There is a common misconception of Turkish politics. It is thought that the Justice and Development Party (AK Party) government is the only actor determining the transformation Turkey is going through. Such an opinion is normal as political figures from the AK Party take and implement new decisions. Many politicians from the AK Party, including President Recep Tayyip Erdoğan, endeavor to create this impression, and they achieve it. Through this, politics turns into a struggle between the AK Party and its opponents, the public gets polarized and the ruling party maintains nearly 50 percent of the popular vote.

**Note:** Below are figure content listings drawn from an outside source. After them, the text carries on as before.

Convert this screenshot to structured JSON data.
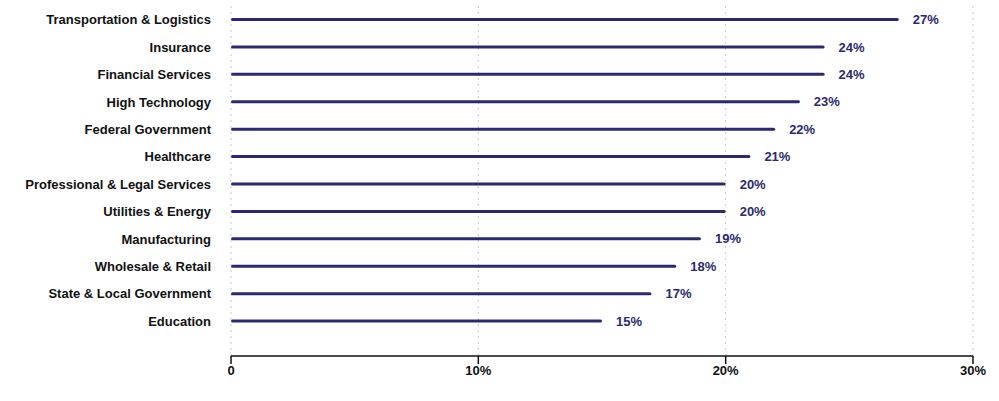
{
  "chart_data": {
    "type": "bar",
    "orientation": "horizontal",
    "categories": [
      "Transportation & Logistics",
      "Insurance",
      "Financial Services",
      "High Technology",
      "Federal Government",
      "Healthcare",
      "Professional & Legal Services",
      "Utilities & Energy",
      "Manufacturing",
      "Wholesale & Retail",
      "State & Local Government",
      "Education"
    ],
    "values": [
      27,
      24,
      24,
      23,
      22,
      21,
      20,
      20,
      19,
      18,
      17,
      15
    ],
    "value_labels": [
      "27%",
      "24%",
      "24%",
      "23%",
      "22%",
      "21%",
      "20%",
      "20%",
      "19%",
      "18%",
      "17%",
      "15%"
    ],
    "color": "#2b2a6e",
    "xlim": [
      0,
      30
    ],
    "xticks": [
      0,
      {
        "value": 10,
        "label": "10%"
      },
      {
        "value": 20,
        "label": "20%"
      },
      {
        "value": 30,
        "label": "30%"
      }
    ],
    "grid": true,
    "data_labels": true
  }
}
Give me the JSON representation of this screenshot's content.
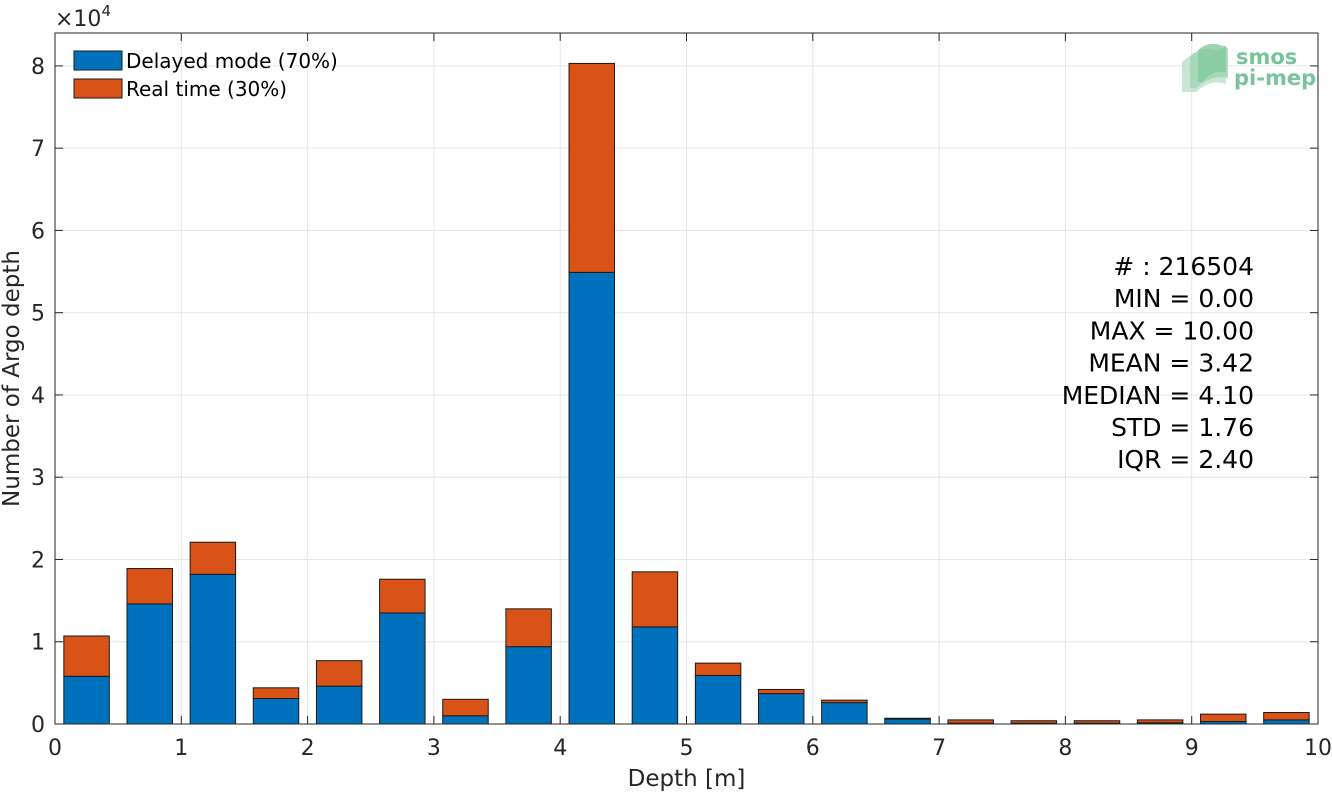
{
  "chart_data": {
    "type": "bar",
    "stacked": true,
    "xlabel": "Depth [m]",
    "ylabel": "Number of Argo depth",
    "y_exponent_label": "×10",
    "y_exponent_power": "4",
    "xlim": [
      0,
      10
    ],
    "ylim": [
      0,
      84000
    ],
    "x_ticks": [
      0,
      1,
      2,
      3,
      4,
      5,
      6,
      7,
      8,
      9,
      10
    ],
    "y_ticks": [
      0,
      10000,
      20000,
      30000,
      40000,
      50000,
      60000,
      70000,
      80000
    ],
    "y_tick_labels": [
      "0",
      "1",
      "2",
      "3",
      "4",
      "5",
      "6",
      "7",
      "8"
    ],
    "bar_width": 0.36,
    "x": [
      0.25,
      0.75,
      1.25,
      1.75,
      2.25,
      2.75,
      3.25,
      3.75,
      4.25,
      4.75,
      5.25,
      5.75,
      6.25,
      6.75,
      7.25,
      7.75,
      8.25,
      8.75,
      9.25,
      9.75
    ],
    "series": [
      {
        "name": "Delayed mode (70%)",
        "color": "#0072bd",
        "values": [
          5800,
          14600,
          18200,
          3100,
          4600,
          13500,
          1000,
          9400,
          54900,
          11800,
          5900,
          3700,
          2600,
          600,
          100,
          100,
          100,
          150,
          300,
          500
        ]
      },
      {
        "name": "Real time (30%)",
        "color": "#d95319",
        "values": [
          4900,
          4300,
          3900,
          1300,
          3100,
          4100,
          2000,
          4600,
          25400,
          6700,
          1500,
          500,
          300,
          100,
          400,
          300,
          300,
          350,
          900,
          900
        ]
      }
    ],
    "grid": true,
    "legend_position": "top-left",
    "stats": [
      "# : 216504",
      "MIN = 0.00",
      "MAX =  10.00",
      "MEAN = 3.42",
      "MEDIAN = 4.10",
      "STD = 1.76",
      "IQR = 2.40"
    ],
    "logo": {
      "line1": "smos",
      "line2": "pi-mep",
      "color": "#79c49a"
    }
  }
}
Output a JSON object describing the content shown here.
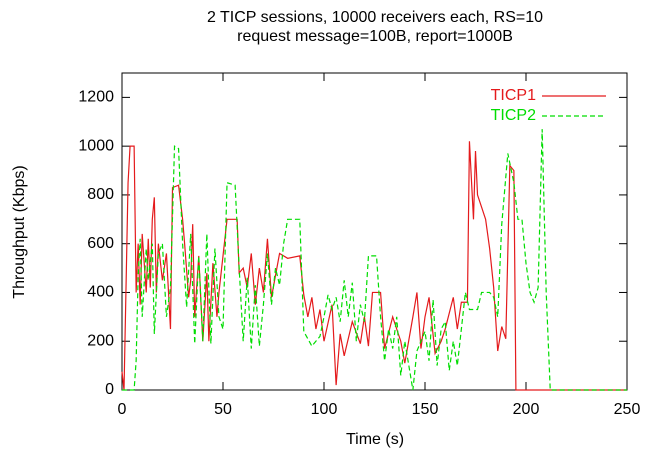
{
  "chart_data": {
    "type": "line",
    "title": "2 TICP sessions, 10000 receivers each, RS=10",
    "subtitle": "request message=100B, report=1000B",
    "xlabel": "Time (s)",
    "ylabel": "Throughput (Kbps)",
    "xlim": [
      0,
      250
    ],
    "xticks": [
      0,
      50,
      100,
      150,
      200,
      250
    ],
    "ylim": [
      0,
      1300
    ],
    "yticks": [
      0,
      200,
      400,
      600,
      800,
      1000,
      1200
    ],
    "legend": "top-right",
    "series": [
      {
        "name": "TICP1",
        "color": "#e41a1c",
        "dash": "solid",
        "x": [
          0,
          1,
          3,
          4,
          6,
          7,
          8,
          9,
          10,
          12,
          13,
          14,
          15,
          16,
          17,
          18,
          20,
          22,
          24,
          25,
          28,
          30,
          31,
          33,
          34,
          35,
          36,
          38,
          40,
          42,
          43,
          45,
          47,
          48,
          50,
          52,
          57,
          58,
          60,
          62,
          64,
          66,
          68,
          70,
          72,
          74,
          76,
          78,
          82,
          88,
          90,
          92,
          94,
          96,
          98,
          100,
          104,
          106,
          108,
          110,
          114,
          118,
          120,
          122,
          124,
          128,
          130,
          134,
          138,
          140,
          144,
          146,
          148,
          150,
          152,
          155,
          158,
          160,
          164,
          166,
          168,
          171,
          172,
          174,
          175,
          176,
          178,
          180,
          182,
          184,
          186,
          188,
          190,
          192,
          194,
          195,
          250
        ],
        "values": [
          75,
          0,
          850,
          1000,
          1000,
          400,
          600,
          350,
          640,
          400,
          620,
          420,
          700,
          790,
          400,
          600,
          450,
          560,
          250,
          830,
          840,
          700,
          600,
          380,
          450,
          680,
          300,
          550,
          200,
          480,
          200,
          520,
          300,
          400,
          550,
          700,
          700,
          480,
          500,
          420,
          560,
          350,
          500,
          400,
          620,
          380,
          470,
          560,
          540,
          550,
          390,
          300,
          380,
          250,
          330,
          200,
          350,
          20,
          230,
          140,
          280,
          190,
          300,
          180,
          400,
          400,
          170,
          300,
          200,
          110,
          300,
          400,
          170,
          300,
          380,
          150,
          200,
          250,
          380,
          250,
          360,
          360,
          1020,
          700,
          980,
          800,
          750,
          700,
          580,
          420,
          160,
          260,
          210,
          920,
          900,
          0,
          0
        ]
      },
      {
        "name": "TICP2",
        "color": "#00dd00",
        "dash": "dashed",
        "x": [
          0,
          6,
          7,
          8,
          9,
          10,
          12,
          13,
          15,
          16,
          18,
          20,
          22,
          24,
          26,
          28,
          30,
          32,
          34,
          36,
          38,
          40,
          42,
          44,
          46,
          48,
          50,
          52,
          56,
          58,
          60,
          62,
          64,
          66,
          68,
          70,
          72,
          74,
          76,
          78,
          80,
          82,
          88,
          90,
          94,
          98,
          100,
          102,
          104,
          106,
          108,
          110,
          112,
          114,
          116,
          118,
          120,
          122,
          126,
          128,
          130,
          132,
          134,
          136,
          138,
          140,
          144,
          146,
          148,
          150,
          152,
          154,
          156,
          158,
          160,
          162,
          164,
          166,
          168,
          170,
          172,
          176,
          178,
          182,
          184,
          186,
          188,
          191,
          194,
          196,
          198,
          200,
          202,
          204,
          206,
          208,
          210,
          212,
          250
        ],
        "values": [
          0,
          0,
          120,
          470,
          620,
          300,
          580,
          450,
          600,
          230,
          560,
          600,
          300,
          420,
          1000,
          990,
          600,
          340,
          640,
          190,
          550,
          200,
          640,
          190,
          580,
          300,
          250,
          850,
          840,
          500,
          200,
          460,
          170,
          430,
          180,
          350,
          560,
          350,
          500,
          430,
          600,
          700,
          700,
          240,
          180,
          220,
          300,
          390,
          330,
          380,
          280,
          450,
          300,
          440,
          200,
          350,
          280,
          550,
          550,
          300,
          120,
          250,
          170,
          300,
          60,
          200,
          0,
          160,
          200,
          240,
          120,
          370,
          100,
          250,
          280,
          80,
          200,
          100,
          250,
          400,
          330,
          330,
          400,
          400,
          380,
          300,
          680,
          970,
          850,
          700,
          700,
          520,
          400,
          360,
          420,
          1070,
          400,
          0,
          0
        ]
      }
    ]
  }
}
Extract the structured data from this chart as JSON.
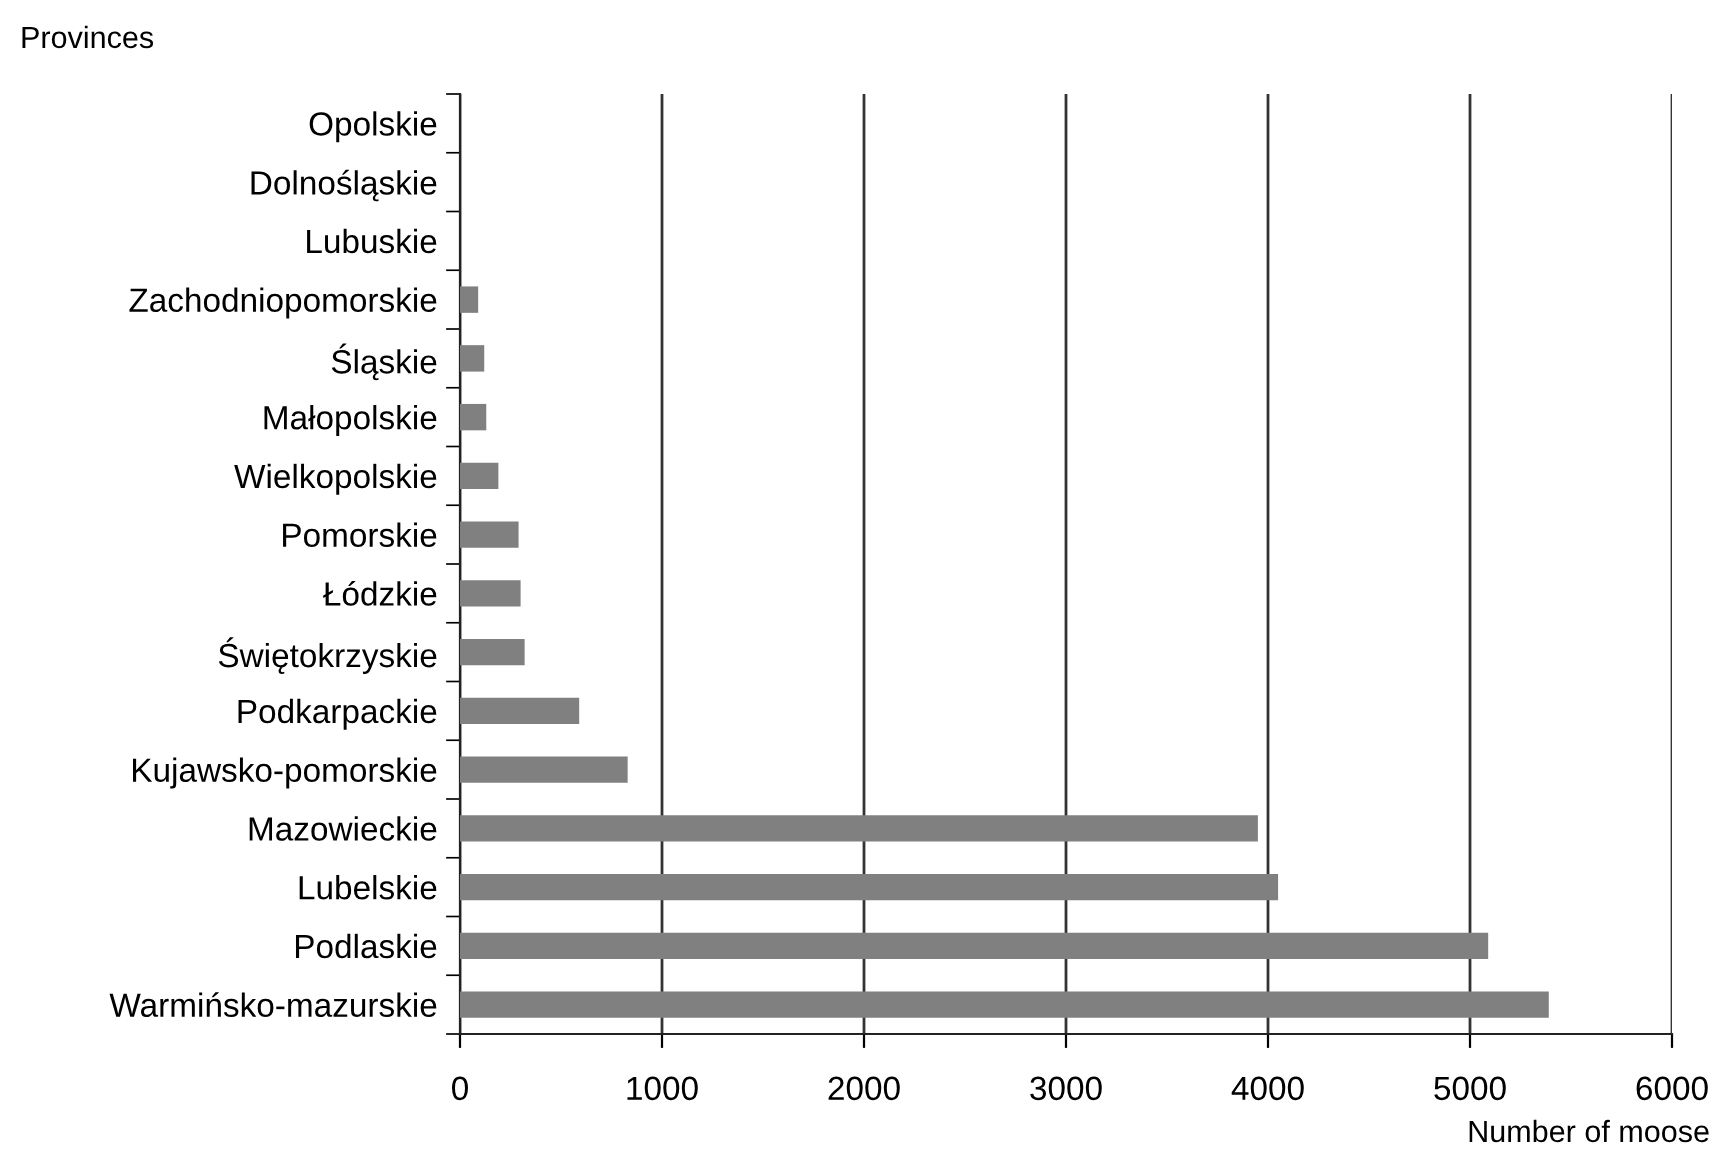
{
  "chart_data": {
    "type": "bar",
    "orientation": "horizontal",
    "ylabel": "Provinces",
    "xlabel": "Number of moose",
    "categories": [
      "Opolskie",
      "Dolnośląskie",
      "Lubuskie",
      "Zachodniopomorskie",
      "Śląskie",
      "Małopolskie",
      "Wielkopolskie",
      "Pomorskie",
      "Łódzkie",
      "Świętokrzyskie",
      "Podkarpackie",
      "Kujawsko-pomorskie",
      "Mazowieckie",
      "Lubelskie",
      "Podlaskie",
      "Warmińsko-mazurskie"
    ],
    "values": [
      0,
      0,
      0,
      90,
      120,
      130,
      190,
      290,
      300,
      320,
      590,
      830,
      3950,
      4050,
      5090,
      5390
    ],
    "color": "#808080",
    "xlim": [
      0,
      6000
    ],
    "xticks": [
      0,
      1000,
      2000,
      3000,
      4000,
      5000,
      6000
    ],
    "grid": "x"
  }
}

However, one can miss the opportunity to understand the political dynamics in Turkey as it is assumed that the AK Party receives this percentage of the vote only because of this polarization. In order to constantly receive almost 50 percent of the vote, the AK Party shows great effort to take the pulse of society. Erdoğan's arguments, which create wide controversy but are not inspected further, generally answer the psychological needs this pulse indicates. On the other hand, the arguments Erdoğan makes based on his own standards of judgment can be put aside if they do not appeal to the Islamic base. The most outstanding example of this was experienced in the topic of abortion. Erdoğan had said that abortion must be prohibited, and he probably still thinks so. However, a case study conducted only a week after his remarks demonstrated that high rates of devout Muslim women supported abortion. This rate was even far above 50 percent among urban and educated segments of society. Since that day, we have not heard a single word about abortion from any AK Party member.
It can be inferred from here that the AK Party avoids constraining the choices of its own base and is content with maintaining a change that is acceptable by the public rather than a change it imagines on its own. Consequently, the answer to the question, "Where is Turkey going?" has to be studied in the sociological transformation of the Sunni community. The recent debate of "Lizard" sets another example in terms of understanding at which phase of this change we are in. "Kertenkele" (Lizard) is the name of a series broadcasted on ATV. The drama portrays the adventures and internal conflicts of a thief nicknamed Lizard. At the beginning of the series, while Lizard is cared for at a hospital under the surveillance of police, an imam lies on a bed next to him. The conversation between the two shows that Lizard is not influenced by the imam at all. Then the thief escapes from the hospital by dressing up in the imam's clothes and acts as if he is an imam by profession to elude the police. Meanwhile, he also preaches sermons by making use of the notes he found in the imam's pockets.
The series depict a criminal facing morals and righteousness. But at this point of the story, the associations belonging to the imams in Turkey have showed an expected reaction to the series on the grounds that it undermines the perception of them. Not resisting the pressures upon it, the Presidency of Religious Affairs (DİB) also implied the necessity of prohibiting the series on the grounds that it affronts imams. And at this very point an interesting thing happened. Representatives from the Islamic segment society from the 35 to 45 age group, who have influence over the public, objected to the DİB and blamed the institution of being archaic and statist. They contextualized the series in a universal discussion of morals with examples and references from the West.
At last, silence prevailed after all these controversies. The DİB did not answer back and did not repeat its former opinion either. The associations representing imams also kept silent. Lizard went on his journey. This debate is an interesting indicator for those who wonder about to which direction Turkey is going.